Political analyst Kim Sok called Hun Sen’s statement “inhumane.”
“The government’s forcing of policy is inhumane and unethical,” he said, noting that Hun Sen himself had chosen the U.K.’s AstraZeneca vaccine over those from China.
“It is unethical when you force people to do what you, yourself, are afraid to do,” he said, calling Hun Sen “a poor leader and model.”
“Hun Sen is implementing China’s trial policy. If he doesn’t force people [to take their vaccine], he won’t be able to face China.”

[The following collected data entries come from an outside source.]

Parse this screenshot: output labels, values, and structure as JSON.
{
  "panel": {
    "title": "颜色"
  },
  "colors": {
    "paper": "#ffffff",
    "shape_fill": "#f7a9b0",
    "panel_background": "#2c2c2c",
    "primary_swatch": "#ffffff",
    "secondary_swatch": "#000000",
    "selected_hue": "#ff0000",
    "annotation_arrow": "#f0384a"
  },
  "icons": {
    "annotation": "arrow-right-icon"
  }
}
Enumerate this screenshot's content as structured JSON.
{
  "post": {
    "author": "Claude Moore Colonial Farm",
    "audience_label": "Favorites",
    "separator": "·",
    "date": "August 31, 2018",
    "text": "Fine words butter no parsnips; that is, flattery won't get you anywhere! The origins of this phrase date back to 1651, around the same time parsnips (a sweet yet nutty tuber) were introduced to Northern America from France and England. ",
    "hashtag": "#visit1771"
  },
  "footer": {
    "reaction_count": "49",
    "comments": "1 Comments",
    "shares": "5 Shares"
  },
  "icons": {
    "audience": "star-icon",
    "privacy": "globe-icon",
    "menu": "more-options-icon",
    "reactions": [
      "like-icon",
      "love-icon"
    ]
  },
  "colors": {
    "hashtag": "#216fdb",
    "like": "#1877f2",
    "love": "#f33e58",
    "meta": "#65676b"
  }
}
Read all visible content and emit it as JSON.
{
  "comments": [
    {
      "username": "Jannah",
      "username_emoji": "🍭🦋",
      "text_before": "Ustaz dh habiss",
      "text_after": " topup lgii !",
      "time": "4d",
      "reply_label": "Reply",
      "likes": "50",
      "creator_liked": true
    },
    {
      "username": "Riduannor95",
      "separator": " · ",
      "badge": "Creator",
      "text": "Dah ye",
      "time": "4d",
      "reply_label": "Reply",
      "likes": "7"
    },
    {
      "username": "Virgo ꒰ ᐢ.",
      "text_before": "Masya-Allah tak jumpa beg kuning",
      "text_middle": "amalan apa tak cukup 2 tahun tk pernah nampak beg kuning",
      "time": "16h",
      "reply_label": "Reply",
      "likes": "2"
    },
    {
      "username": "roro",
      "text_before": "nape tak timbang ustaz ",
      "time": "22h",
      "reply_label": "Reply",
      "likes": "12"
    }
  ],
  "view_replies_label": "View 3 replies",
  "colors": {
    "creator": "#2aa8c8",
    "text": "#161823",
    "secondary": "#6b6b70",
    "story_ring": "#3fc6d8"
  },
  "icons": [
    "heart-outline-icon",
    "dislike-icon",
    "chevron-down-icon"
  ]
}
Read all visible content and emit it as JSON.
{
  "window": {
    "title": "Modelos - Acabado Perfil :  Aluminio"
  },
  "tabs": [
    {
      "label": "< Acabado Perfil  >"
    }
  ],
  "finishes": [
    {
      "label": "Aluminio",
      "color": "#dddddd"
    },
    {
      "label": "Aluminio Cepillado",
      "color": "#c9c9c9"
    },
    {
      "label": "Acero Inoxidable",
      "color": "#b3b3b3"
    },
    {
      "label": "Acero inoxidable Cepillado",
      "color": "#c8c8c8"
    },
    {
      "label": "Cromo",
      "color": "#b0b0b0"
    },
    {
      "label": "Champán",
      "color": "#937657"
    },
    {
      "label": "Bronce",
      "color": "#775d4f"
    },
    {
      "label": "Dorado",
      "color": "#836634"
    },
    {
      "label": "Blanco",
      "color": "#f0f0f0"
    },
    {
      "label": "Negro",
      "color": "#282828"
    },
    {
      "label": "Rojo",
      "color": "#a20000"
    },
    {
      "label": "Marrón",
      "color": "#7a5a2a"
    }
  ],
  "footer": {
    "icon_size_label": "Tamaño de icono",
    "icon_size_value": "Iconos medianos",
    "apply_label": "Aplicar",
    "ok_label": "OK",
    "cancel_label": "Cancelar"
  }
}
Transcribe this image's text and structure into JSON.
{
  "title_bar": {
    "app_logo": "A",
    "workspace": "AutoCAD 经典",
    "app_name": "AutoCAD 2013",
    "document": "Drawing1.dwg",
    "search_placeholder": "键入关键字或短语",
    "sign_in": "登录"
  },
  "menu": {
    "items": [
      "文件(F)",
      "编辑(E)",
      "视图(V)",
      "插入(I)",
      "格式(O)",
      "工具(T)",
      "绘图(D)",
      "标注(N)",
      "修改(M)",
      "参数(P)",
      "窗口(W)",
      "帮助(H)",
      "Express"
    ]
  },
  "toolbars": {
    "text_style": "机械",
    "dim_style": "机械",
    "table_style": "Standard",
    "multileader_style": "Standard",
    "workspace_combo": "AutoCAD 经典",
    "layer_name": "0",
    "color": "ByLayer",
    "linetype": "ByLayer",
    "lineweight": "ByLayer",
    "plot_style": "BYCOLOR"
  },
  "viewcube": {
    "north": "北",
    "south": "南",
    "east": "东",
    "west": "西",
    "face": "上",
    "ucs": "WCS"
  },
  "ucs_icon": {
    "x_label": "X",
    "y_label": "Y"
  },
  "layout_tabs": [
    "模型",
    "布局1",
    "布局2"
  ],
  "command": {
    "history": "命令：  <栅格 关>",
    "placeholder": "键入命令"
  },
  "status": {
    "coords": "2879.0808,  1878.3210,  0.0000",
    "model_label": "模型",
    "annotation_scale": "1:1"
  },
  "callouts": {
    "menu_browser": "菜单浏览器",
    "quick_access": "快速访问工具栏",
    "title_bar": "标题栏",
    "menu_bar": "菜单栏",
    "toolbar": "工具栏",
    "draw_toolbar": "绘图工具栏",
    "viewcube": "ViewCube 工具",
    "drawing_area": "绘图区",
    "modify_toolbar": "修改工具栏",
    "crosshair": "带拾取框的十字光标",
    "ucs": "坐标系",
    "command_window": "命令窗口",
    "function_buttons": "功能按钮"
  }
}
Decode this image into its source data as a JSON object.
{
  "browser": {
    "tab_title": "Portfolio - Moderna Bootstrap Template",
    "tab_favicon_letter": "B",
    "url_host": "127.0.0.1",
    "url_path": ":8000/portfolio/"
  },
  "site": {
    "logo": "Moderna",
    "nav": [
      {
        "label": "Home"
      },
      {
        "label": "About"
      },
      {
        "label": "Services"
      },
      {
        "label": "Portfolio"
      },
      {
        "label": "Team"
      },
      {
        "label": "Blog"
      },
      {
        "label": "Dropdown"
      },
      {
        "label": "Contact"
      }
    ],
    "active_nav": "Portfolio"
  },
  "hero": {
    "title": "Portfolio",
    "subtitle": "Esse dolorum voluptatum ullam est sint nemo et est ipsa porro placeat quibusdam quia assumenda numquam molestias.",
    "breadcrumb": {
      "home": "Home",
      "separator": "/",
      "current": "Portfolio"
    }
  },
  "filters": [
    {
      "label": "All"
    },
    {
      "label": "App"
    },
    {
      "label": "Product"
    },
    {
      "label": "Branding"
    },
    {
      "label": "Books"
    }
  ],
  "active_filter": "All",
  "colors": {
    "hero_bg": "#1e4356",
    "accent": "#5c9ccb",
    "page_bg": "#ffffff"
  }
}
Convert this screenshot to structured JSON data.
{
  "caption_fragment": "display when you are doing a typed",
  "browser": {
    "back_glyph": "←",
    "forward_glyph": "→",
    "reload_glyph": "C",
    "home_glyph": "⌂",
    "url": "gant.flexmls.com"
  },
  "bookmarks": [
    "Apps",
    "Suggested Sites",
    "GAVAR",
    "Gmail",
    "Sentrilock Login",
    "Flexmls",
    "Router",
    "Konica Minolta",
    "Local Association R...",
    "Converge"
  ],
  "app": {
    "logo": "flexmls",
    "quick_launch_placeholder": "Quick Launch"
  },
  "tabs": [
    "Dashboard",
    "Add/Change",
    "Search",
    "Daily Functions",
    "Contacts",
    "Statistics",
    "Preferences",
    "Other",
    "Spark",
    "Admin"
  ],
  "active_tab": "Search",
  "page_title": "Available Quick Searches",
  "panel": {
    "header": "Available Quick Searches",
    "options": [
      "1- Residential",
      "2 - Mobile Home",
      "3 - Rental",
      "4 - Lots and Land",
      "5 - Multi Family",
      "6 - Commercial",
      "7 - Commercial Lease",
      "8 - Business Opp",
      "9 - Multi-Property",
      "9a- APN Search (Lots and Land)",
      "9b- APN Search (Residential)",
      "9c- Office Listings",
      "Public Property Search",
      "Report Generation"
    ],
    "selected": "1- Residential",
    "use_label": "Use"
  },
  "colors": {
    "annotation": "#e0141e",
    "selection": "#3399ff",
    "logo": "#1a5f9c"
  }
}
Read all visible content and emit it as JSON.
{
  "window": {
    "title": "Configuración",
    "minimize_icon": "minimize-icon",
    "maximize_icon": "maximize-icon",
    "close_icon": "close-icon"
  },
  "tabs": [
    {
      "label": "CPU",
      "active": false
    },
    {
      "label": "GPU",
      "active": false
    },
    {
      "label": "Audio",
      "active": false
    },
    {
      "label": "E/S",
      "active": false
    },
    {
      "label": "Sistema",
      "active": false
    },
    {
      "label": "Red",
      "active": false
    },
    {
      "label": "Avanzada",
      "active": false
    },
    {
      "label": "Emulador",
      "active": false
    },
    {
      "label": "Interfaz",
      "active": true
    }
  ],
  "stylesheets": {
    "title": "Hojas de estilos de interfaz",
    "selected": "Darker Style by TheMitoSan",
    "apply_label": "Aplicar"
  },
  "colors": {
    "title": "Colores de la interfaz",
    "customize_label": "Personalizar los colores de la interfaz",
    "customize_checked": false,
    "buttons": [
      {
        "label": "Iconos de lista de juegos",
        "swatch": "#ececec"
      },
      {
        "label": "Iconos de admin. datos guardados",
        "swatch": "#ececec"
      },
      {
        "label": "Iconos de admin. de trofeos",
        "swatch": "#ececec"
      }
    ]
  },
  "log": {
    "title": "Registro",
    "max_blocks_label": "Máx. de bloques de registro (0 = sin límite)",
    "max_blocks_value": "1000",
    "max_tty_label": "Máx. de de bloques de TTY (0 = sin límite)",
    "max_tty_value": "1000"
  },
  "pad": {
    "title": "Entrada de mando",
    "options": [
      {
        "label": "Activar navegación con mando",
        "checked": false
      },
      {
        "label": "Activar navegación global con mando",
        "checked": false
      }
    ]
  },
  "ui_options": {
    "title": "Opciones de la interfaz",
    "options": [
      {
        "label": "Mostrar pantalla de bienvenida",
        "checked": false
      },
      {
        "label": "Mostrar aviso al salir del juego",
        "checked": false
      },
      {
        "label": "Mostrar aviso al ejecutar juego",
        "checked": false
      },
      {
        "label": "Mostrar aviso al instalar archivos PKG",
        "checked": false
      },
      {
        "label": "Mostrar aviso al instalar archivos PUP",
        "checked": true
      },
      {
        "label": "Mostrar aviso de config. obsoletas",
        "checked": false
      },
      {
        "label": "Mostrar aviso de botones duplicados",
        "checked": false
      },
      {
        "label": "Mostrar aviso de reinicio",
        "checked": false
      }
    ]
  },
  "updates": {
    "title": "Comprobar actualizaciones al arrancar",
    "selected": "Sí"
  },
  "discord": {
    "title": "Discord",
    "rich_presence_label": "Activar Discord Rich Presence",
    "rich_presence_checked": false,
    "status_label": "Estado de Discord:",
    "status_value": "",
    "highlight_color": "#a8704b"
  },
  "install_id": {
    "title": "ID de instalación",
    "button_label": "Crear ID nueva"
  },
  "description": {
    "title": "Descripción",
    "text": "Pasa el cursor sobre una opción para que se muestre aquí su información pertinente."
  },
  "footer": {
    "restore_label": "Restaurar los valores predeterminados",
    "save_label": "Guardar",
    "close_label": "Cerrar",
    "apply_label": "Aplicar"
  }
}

Kim Sok called on Cambodians to stand up and protest against the distribution of the Chinese vaccines, or risk their health.
Vaccine efficacy
At the end of March, Sinopharm and Sinovac presented data on their vaccines indicating levels of efficacy that would be compatible with those required by the WHO, according to Reuters news agency, which reported that the WHO’s Strategic Advisory Group of Experts (SAGE) hopes to issue recommendations on the vaccines by the end of April.
The WHO requires around 50 percent efficacy and safety data to show that the vaccine will not cause harm in humans when used. The developer of Sinopharm’s vaccine has said it was more than 79 percent effective in preventing people from developing COVID-19 based on interim data, while Sinovac’s vaccine showed varied efficacy readings of between 50 percent and 83 percent based on trials in Brazil, Turkey, and Indonesia.
A WHO spokeswoman said in early March that the two Chinese vaccines could receive emergency use listing “quite soon.”